Removing financial disincentives would help remove reluctance to register patients that have no documentation, a study has suggested.
The BJGP study, which interviewed 33 GP staff in North East London, looked at the reasons behind practice staff refusing to register transient patients that have no documents – even though NHS England guidance states that such everyone in England can register with a GP, regardless of immigration status, and that they do not require documentation or an NHS number to do so.
The research found that although staff were aware of this fact, there were a number of concerns that put barriers in the way. These were mainly around the administrative and financial burden placed on health services by registering patients with no documents, as well as fears as about safeguarding with respect to the patient themselves, staff and others (for example, if ‘red flags’ were missed because the practice didn’t have access to full records).
The study said: ‘Participants highlighted that those without documents were more likely to need translation services, and therefore double appointments, increasing costs to the practice.
‘Additionally, it was felt they were likely to be difficult to contact, or move out of the area, making it more challenging to achieve Quality and Outcomes Framework (QOF) targets.’

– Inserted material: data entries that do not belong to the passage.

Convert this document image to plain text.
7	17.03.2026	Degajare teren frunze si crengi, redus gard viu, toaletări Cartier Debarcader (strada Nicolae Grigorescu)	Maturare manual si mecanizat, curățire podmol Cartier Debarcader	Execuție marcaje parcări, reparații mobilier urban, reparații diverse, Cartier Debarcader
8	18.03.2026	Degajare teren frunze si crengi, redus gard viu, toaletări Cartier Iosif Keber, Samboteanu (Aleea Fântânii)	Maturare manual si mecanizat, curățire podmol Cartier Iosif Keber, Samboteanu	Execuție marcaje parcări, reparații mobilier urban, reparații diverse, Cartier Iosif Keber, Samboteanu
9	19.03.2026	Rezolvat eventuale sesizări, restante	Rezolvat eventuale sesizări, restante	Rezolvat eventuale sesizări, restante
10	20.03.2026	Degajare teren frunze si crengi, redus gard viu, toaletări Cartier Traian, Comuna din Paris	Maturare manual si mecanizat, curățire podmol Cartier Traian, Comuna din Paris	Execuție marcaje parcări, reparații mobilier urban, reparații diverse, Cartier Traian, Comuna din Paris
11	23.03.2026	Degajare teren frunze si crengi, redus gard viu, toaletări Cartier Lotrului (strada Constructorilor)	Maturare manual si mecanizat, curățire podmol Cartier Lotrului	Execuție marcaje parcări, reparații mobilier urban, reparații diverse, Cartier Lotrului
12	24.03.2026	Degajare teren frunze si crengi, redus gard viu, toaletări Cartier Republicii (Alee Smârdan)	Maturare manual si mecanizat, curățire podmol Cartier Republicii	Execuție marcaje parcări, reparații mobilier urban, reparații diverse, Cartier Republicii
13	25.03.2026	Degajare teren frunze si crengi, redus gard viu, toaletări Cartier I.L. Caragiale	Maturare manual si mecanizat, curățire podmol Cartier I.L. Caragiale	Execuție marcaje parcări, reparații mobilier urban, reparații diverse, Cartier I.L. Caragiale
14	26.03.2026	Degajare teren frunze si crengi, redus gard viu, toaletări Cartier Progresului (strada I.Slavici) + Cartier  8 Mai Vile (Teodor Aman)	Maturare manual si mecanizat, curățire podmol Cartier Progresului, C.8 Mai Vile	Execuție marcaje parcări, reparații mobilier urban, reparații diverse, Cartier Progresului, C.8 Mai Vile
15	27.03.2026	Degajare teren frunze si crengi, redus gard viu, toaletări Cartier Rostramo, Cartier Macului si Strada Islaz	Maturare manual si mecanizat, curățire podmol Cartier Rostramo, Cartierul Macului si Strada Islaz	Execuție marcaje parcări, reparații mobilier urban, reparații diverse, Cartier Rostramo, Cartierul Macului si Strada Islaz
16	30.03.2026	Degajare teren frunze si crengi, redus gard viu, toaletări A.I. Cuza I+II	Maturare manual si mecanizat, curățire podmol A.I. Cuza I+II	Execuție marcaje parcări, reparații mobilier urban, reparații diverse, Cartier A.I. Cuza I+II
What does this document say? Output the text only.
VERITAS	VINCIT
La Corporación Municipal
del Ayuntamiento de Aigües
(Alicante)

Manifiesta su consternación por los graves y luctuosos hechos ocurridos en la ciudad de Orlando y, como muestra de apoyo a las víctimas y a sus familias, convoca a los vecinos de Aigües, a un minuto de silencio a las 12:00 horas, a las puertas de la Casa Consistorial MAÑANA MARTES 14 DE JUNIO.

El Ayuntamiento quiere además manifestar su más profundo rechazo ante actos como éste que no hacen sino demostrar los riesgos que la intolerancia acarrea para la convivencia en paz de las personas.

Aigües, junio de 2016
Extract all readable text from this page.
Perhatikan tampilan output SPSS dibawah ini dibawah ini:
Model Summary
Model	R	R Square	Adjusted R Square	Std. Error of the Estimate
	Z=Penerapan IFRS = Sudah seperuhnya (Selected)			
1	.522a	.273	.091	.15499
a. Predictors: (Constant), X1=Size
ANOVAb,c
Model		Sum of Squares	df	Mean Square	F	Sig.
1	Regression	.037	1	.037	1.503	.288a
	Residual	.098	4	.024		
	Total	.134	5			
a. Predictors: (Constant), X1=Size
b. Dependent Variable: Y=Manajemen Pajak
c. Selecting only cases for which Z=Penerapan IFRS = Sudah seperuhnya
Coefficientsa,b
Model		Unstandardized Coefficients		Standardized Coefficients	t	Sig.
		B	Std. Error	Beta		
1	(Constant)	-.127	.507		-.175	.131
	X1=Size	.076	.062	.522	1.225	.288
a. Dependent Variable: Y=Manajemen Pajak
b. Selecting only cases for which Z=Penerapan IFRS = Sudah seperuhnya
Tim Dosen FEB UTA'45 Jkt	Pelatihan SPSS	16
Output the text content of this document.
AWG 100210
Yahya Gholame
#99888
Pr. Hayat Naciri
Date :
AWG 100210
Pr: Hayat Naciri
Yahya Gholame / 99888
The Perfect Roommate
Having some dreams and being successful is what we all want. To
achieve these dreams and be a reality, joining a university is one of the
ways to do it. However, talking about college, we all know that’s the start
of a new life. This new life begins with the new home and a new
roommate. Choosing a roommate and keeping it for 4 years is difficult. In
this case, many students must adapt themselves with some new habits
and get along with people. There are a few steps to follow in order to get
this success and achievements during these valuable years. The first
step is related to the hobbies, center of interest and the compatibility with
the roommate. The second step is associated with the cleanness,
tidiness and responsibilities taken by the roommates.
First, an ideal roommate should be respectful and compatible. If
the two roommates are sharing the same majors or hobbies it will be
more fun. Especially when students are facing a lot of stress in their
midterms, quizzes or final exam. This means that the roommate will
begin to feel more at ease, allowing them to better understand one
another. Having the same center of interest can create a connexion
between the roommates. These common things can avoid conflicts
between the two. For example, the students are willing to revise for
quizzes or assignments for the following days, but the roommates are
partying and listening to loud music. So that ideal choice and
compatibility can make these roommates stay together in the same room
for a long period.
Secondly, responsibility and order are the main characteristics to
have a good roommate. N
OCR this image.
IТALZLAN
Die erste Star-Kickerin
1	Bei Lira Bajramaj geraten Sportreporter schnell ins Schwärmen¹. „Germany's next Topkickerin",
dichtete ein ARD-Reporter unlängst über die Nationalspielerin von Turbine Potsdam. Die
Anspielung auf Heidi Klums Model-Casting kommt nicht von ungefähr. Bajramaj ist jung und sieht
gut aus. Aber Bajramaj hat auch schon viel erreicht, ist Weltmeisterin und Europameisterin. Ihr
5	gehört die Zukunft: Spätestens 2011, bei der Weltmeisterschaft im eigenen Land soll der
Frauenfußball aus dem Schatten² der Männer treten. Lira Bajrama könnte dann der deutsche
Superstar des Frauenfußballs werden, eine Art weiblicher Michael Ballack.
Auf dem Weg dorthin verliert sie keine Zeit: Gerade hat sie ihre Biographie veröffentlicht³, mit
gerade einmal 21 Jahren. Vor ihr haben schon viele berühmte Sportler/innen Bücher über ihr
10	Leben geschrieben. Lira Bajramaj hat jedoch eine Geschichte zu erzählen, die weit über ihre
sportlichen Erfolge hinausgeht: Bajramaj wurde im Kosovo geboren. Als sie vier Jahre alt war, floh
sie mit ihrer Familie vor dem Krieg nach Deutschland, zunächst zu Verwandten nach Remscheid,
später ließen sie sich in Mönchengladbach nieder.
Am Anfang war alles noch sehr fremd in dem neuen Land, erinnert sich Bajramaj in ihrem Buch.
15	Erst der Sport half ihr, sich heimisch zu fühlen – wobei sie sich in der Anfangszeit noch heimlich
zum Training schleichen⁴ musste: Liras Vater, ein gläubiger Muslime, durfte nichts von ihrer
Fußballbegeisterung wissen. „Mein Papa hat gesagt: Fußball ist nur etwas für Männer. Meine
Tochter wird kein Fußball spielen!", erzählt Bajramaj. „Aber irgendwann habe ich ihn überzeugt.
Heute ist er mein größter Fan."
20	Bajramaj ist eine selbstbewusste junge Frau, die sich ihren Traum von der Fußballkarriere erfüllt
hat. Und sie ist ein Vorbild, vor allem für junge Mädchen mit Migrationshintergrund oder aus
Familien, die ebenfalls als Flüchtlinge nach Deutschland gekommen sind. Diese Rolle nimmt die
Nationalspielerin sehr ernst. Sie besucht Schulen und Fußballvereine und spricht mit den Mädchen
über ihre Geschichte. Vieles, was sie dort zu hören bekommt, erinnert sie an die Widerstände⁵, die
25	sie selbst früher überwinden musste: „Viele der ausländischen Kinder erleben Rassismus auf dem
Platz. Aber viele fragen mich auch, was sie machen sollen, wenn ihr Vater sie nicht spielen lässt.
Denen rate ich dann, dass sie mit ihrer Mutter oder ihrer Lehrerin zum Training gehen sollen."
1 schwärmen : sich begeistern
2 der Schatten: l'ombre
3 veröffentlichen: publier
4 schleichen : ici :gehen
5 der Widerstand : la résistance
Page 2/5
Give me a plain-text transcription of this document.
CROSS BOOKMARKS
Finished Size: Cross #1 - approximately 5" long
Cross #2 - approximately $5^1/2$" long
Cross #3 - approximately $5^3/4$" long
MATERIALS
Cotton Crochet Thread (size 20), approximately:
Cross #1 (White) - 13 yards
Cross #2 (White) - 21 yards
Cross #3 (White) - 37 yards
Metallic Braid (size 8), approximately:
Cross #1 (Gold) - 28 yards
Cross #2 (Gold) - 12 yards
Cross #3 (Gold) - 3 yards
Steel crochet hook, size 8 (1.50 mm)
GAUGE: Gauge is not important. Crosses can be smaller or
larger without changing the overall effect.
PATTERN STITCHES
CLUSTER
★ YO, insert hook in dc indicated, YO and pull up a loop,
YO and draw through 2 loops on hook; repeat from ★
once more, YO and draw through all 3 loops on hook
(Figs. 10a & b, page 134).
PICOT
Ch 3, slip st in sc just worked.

The study concluded that staff concerns and high workloads need to be addressed to help improve inclusive registration practices.
It said: ‘The perceived practical and financial burdens relate to overall increases in workload and the current funding model utilised in general practice. Initiatives to improve access must acknowledge such concerns.’
It comes after patients are now able to register with a GP practice remotely, in an effort to make the process more inclusive and tackle issues which contribute to health inequalities.